In doing this, Kierkegaard asserts that one will pass from an aesthetic stage, to an ethical stage, and eventually a religious stage.  The aesthetic basically being a hedonistic, pleasure seeking existence, the ethical being a responsible, duty fulfilling existence, and the religious being a Christian.

Some have questioned the results of this line of thinking, claiming that it leads to an individualistic truth, instead of a universal truth.  Thus, everyone would be going about doing what they feel their inner self is authentically telling them to do, and having a world full of particulars instead of a universal truth.

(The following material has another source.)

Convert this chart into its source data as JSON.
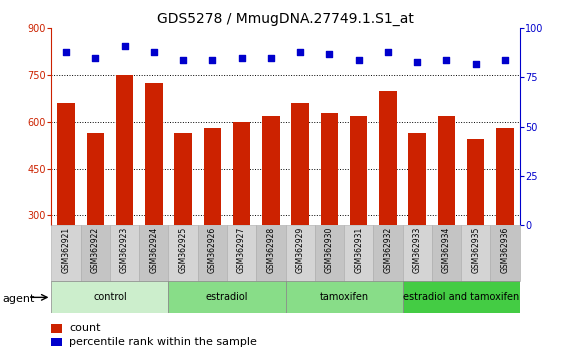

I did not initially read Kierkegaard that way, and I think my Mormon bias is the reason why.  For me, Kierkegaard is an unashamed Christian (speaking of his view of himself rather than of Christianity as a whole).  I believe he would assert that Christianity is universal, and that the ultimate progress of existence is to be a Christian.  Thus, his religious stage is not just any religion, it is Christianity.  And I believe that he would feel that any other result would come from an unauthentic pursuit, or at least barriers to that pursuit.   I feel this is something of a Mormon way of looking at it, but I would think that Kierkegaard likely felt the same way about his Christianity as I do about my Mormonism.  And I think that we may agree that these should end up being the same thing if we were both authentic in our pursuit.

Again, all this sort of rings true for me.  Mormonism asserts an eternal intelligence as the core essence of who we are.  And that truth is to be found from within – or at least from a spirit communication.  But it is not at all uncommon for us Mormons to appeal to the inner feeling of the spirit as a source for ultimate truth.

But if this intelligence, and our spirit communications, is universal, then the result of the inner pursuit of truth should eventually result in universal (and not particular) truth.  Thus, I do not believe Mormons would have much of a barrier to embracing Kierkegaard’s ideas of subjectivity and truth.  What do you think?